Wenn ich jetzt im Applet add(panel) mache, dann hängt er in dieser Schleife.
Ich meine, er soll ja in der Schleife bleiben, aber er macht dann NUR noch die Schleife.

Endlosschleife
Endlosschleife
Endlosschleife
..

Auf andere Events reagiert das Programm überhaupt nicht mehr (wie zB meine KeyListener)
Wenn ich die gleiche Methode ins Applet packe, funktioniert es wunderbar.

Mfg

Fränky


----------



## Wildcard (17. Nov 2006)

Du blockierst den EventDispatcher Thread.
http://www.javalobby.org/eps/galbraith-swing-2/


----------



## Fränky (17. Nov 2006)

?

Wieso passiert das aber nur im Panel, nicht aber im Frame oder im Applet?
Die gleiche Schleife läuft im Frame ohne Probleme.

Wie bekomme ich das jetzt hin, ohne diesen ED-Thread zu blockieren?

Thx

Mfg

Fränky


----------



## Wildcard (17. Nov 2006)

Gut das du dir den Link nicht angesehen hast.
Du hättest ja was lernen können...  :roll:


----------



## Fränky (17. Nov 2006)

Hab ich, verstehe ich aber nicht wirklich. Habe Java erst seit ein paar Monaten.

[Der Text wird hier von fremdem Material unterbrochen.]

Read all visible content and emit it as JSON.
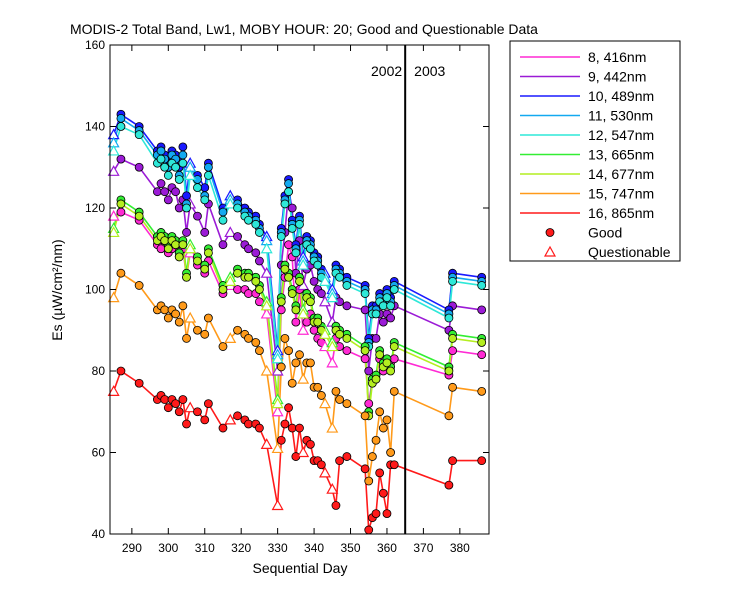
{
  "chart_data": {
    "type": "line",
    "title": "MODIS-2 Total Band,  Lw1, MOBY HOUR: 20;  Good and Questionable Data",
    "xlabel": "Sequential Day",
    "ylabel": "Es (µW/cm²/nm)",
    "xlim": [
      284,
      388
    ],
    "ylim": [
      40,
      160
    ],
    "xticks": [
      290,
      300,
      310,
      320,
      330,
      340,
      350,
      360,
      370,
      380
    ],
    "yticks": [
      40,
      60,
      80,
      100,
      120,
      140,
      160
    ],
    "grid": false,
    "legend_position": "right",
    "divider": {
      "x": 365,
      "left_label": "2002",
      "right_label": "2003"
    },
    "x": [
      285,
      287,
      292,
      297,
      298,
      299,
      300,
      301,
      302,
      303,
      304,
      305,
      306,
      308,
      310,
      311,
      315,
      317,
      319,
      321,
      322,
      324,
      325,
      327,
      330,
      331,
      332,
      333,
      334,
      335,
      336,
      337,
      338,
      339,
      340,
      341,
      342,
      343,
      345,
      346,
      347,
      349,
      354,
      355,
      356,
      357,
      358,
      359,
      360,
      361,
      362,
      377,
      378,
      386
    ],
    "series": [
      {
        "name": "8, 416nm",
        "color": "#ff2ad4",
        "values": [
          118,
          119,
          117,
          111,
          110,
          112,
          109,
          110,
          111,
          108,
          110,
          103,
          109,
          106,
          104,
          107,
          99,
          101,
          100,
          100,
          99,
          99,
          97,
          94,
          70,
          95,
          103,
          111,
          108,
          92,
          100,
          90,
          92,
          94,
          90,
          88,
          87,
          86,
          82,
          88,
          86,
          85,
          83,
          72,
          78,
          78,
          83,
          80,
          82,
          82,
          83,
          79,
          85,
          84
        ]
      },
      {
        "name": "9, 442nm",
        "color": "#9b1bd6",
        "values": [
          129,
          132,
          130,
          124,
          126,
          124,
          122,
          125,
          124,
          120,
          122,
          114,
          121,
          118,
          114,
          121,
          111,
          114,
          113,
          111,
          110,
          109,
          107,
          104,
          80,
          106,
          114,
          124,
          120,
          104,
          112,
          101,
          105,
          106,
          102,
          100,
          99,
          97,
          92,
          98,
          97,
          96,
          95,
          80,
          88,
          88,
          94,
          92,
          94,
          93,
          96,
          90,
          96,
          95
        ]
      },
      {
        "name": "10, 489nm",
        "color": "#1a1aff",
        "values": [
          138,
          143,
          140,
          134,
          135,
          133,
          131,
          134,
          133,
          130,
          135,
          123,
          131,
          128,
          125,
          131,
          120,
          123,
          122,
          120,
          119,
          118,
          116,
          113,
          85,
          115,
          123,
          127,
          117,
          111,
          118,
          108,
          113,
          112,
          109,
          108,
          105,
          104,
          100,
          106,
          105,
          103,
          101,
          88,
          96,
          96,
          99,
          98,
          100,
          98,
          102,
          95,
          104,
          103
        ]
      },
      {
        "name": "11, 530nm",
        "color": "#13a9f0",
        "values": [
          136,
          142,
          139,
          133,
          134,
          132,
          130,
          133,
          132,
          128,
          133,
          121,
          130,
          127,
          123,
          130,
          119,
          122,
          121,
          119,
          118,
          117,
          115,
          112,
          84,
          114,
          122,
          126,
          116,
          110,
          117,
          107,
          112,
          111,
          108,
          107,
          104,
          103,
          99,
          105,
          104,
          102,
          100,
          87,
          95,
          95,
          98,
          97,
          99,
          97,
          101,
          94,
          103,
          102
        ]
      },
      {
        "name": "12, 547nm",
        "color": "#2ee8d8",
        "values": [
          134,
          140,
          138,
          131,
          132,
          130,
          128,
          131,
          130,
          127,
          131,
          120,
          128,
          125,
          122,
          128,
          117,
          121,
          120,
          118,
          117,
          116,
          114,
          110,
          83,
          113,
          121,
          124,
          115,
          109,
          116,
          106,
          111,
          110,
          107,
          106,
          103,
          102,
          98,
          104,
          103,
          101,
          99,
          86,
          94,
          94,
          97,
          96,
          98,
          96,
          100,
          93,
          102,
          101
        ]
      },
      {
        "name": "13, 665nm",
        "color": "#33ee33",
        "values": [
          115,
          122,
          119,
          113,
          114,
          113,
          111,
          113,
          112,
          109,
          112,
          104,
          111,
          108,
          106,
          110,
          101,
          103,
          105,
          104,
          104,
          103,
          101,
          97,
          73,
          98,
          106,
          104,
          100,
          96,
          103,
          95,
          99,
          98,
          93,
          93,
          91,
          90,
          87,
          91,
          90,
          89,
          86,
          70,
          78,
          79,
          85,
          82,
          83,
          81,
          87,
          81,
          89,
          88
        ]
      },
      {
        "name": "14, 677nm",
        "color": "#b4ee20",
        "values": [
          114,
          121,
          118,
          112,
          113,
          112,
          110,
          112,
          111,
          108,
          111,
          103,
          110,
          107,
          105,
          109,
          100,
          102,
          104,
          103,
          103,
          102,
          100,
          96,
          72,
          97,
          105,
          103,
          99,
          95,
          102,
          94,
          98,
          97,
          92,
          92,
          90,
          89,
          86,
          90,
          89,
          88,
          85,
          69,
          77,
          78,
          84,
          81,
          82,
          80,
          86,
          80,
          88,
          87
        ]
      },
      {
        "name": "15, 747nm",
        "color": "#ff9a1a",
        "values": [
          98,
          104,
          101,
          95,
          96,
          95,
          93,
          95,
          94,
          92,
          96,
          88,
          93,
          90,
          89,
          93,
          86,
          88,
          90,
          89,
          88,
          87,
          85,
          80,
          61,
          81,
          88,
          85,
          77,
          82,
          84,
          78,
          82,
          82,
          76,
          76,
          74,
          72,
          66,
          75,
          73,
          72,
          69,
          53,
          59,
          63,
          70,
          66,
          68,
          60,
          75,
          69,
          76,
          75
        ]
      },
      {
        "name": "16, 865nm",
        "color": "#ff1a1a",
        "values": [
          75,
          80,
          77,
          73,
          74,
          73,
          71,
          73,
          72,
          70,
          73,
          67,
          71,
          70,
          68,
          72,
          66,
          68,
          69,
          68,
          67,
          67,
          66,
          62,
          47,
          63,
          67,
          71,
          66,
          59,
          66,
          60,
          63,
          62,
          58,
          58,
          57,
          55,
          51,
          47,
          58,
          59,
          56,
          41,
          44,
          45,
          55,
          50,
          45,
          57,
          57,
          52,
          58,
          58
        ]
      }
    ],
    "questionable_x": [
      285,
      306,
      317,
      327,
      330,
      337,
      343,
      345
    ],
    "legend_extra": [
      {
        "label": "Good",
        "marker": "circle"
      },
      {
        "label": "Questionable",
        "marker": "triangle"
      }
    ]
  }
}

Wär wirklich super, wenn mir das einer kurz und einfach an meinem Schleifen-Beispiel erklären würde.

Thx

Mfg

Fränky


----------



## Wildcard (17. Nov 2006)

Das hat nichts mit JPanel, JFrame oder sonst einer Komponente zu tun.
Alles was arbeitsintensiv ist (und eine Endlosschleife ist dahingehend wohl nicht zu überbieten) darf nicht in den EventDispatcher Thread.
Du musst einen neuen Thread starten.


----------



## Fränky (17. Nov 2006)

Super, jetzt funktioniert es 

Wie eine kleine Zeile doch so viel Unterschied machen kann.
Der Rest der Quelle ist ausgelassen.